India clamps anti-dumping duty to check flood of cheap Chinese goods

New Delhi, March 23 (IANS) India has imposed anti-dumping duty on four Chinese products, including aluminium foil, to safeguard domestic industry as these goods were being exported by the neighbouring country at below-normal prices.
The duties have been imposed on soft ferrite cores, vacuum-insulated flasks of a certain thickness, aluminium foil and trichloro-isocyanuric acid, as the inflow of these cheap goods into the Indian market was hurting domestic manufacturers of these products.
The notifications issued by the Central Board of Indirect Taxes and Customs (CBIC) state that the duty has been levied for a period of five years on the imports of soft ferrite cores, vacuum-insulated flasks, and trichloro-isocyanuric acid which is used as a disinfectant, chlorinating agent, and bleaching agent. It’s commonly found in tablet or granular form, and is the active ingredient in “chlorine” tablets used for swimming pool sanitation.

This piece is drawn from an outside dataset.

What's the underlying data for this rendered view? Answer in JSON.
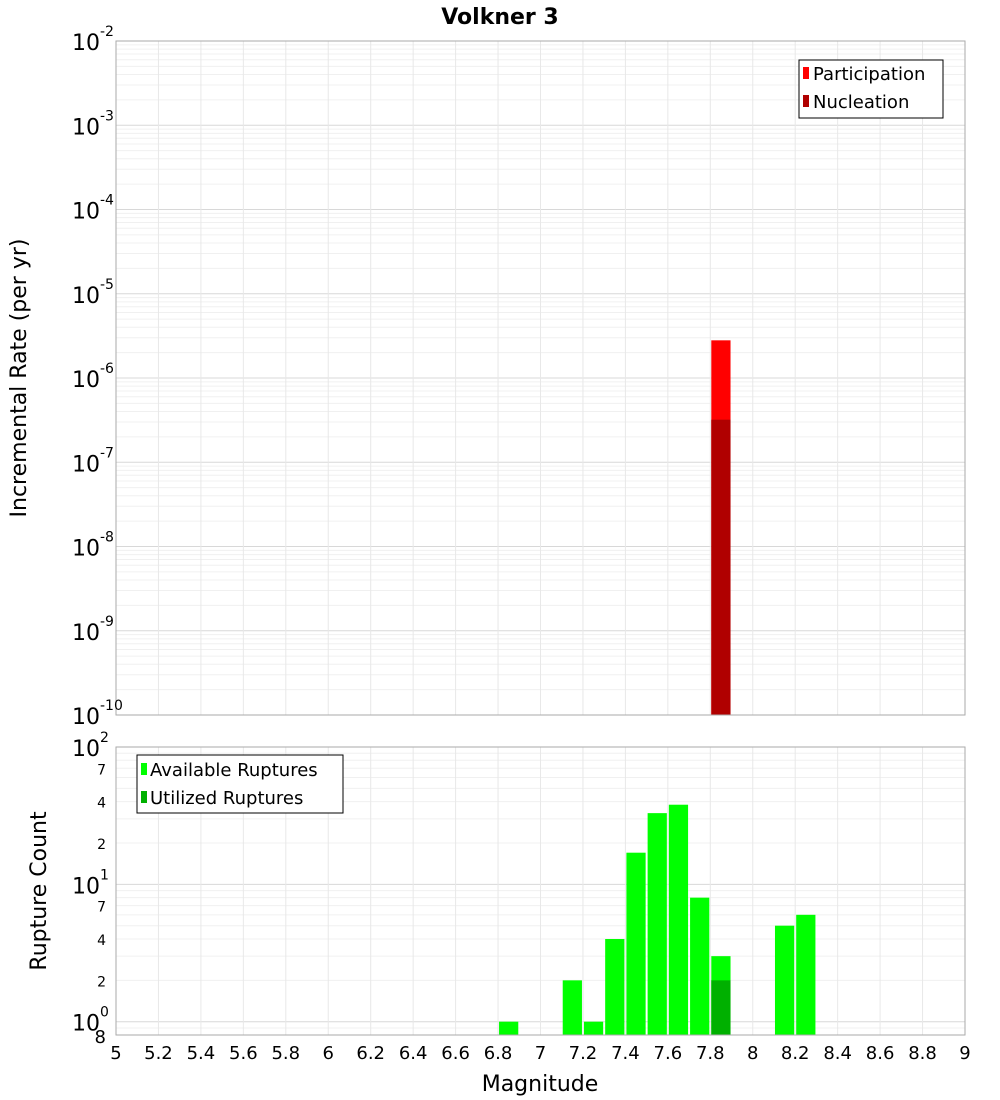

An anti-dumping duty of up to $873 per tonne has been imposed on aluminium foil for six months.
The CBIC has levied a duty that ranges from $276 per tonne to $986 per tonne on imports of trichloro isocyanuric acid imported from China and Japan.
A duty of up to 35 per cent on CIF (cost, insurance freight) value has been imposed on the import of soft ferrite cores that are used for making electric vehicles, chargers, and telecom devices while an anti-dumping duty of $1,732 per tonne has been levied on vacuum insulated flasks.
These duties were imposed after an investigation by the Commerce Ministry’s Directorate General of Trade Remedies (DGTR ) found that these products were being dumped below the cost of production and were hurting Indian industry. A safeguard duty is levied as a temporary tariff barrier imposed to shield domestic industries from a surge in imports.
The levying of anti-dumping duties is allowed under the rules of the World Trade Organisation (WTO), and is aimed at ensuring fair trading practices and safeguarding producers and manufacturers from unfair trade practices.
Similarly, India’s DGTR, on March 19, recommended a 12 per cent safeguard duty on some steel products, to protect the country’s domestic industry from a surge in dumping of cheap imports from countries like China, South Korea and Vietnam, due to the sharp increase in US tariffs announced by the Donald Trump administration.
The findings are now open for comments for 30 days, after which the final decision will be announced. In view of the above conclusion, the authority considered the appropriate measure to be imposed provisionally. The objective is to protect the domestic industry for the product under consideration, against the surge of imports, it said.
Trade diversion due to the protective measures imposed by the United States has been a major cause of the surge in imports.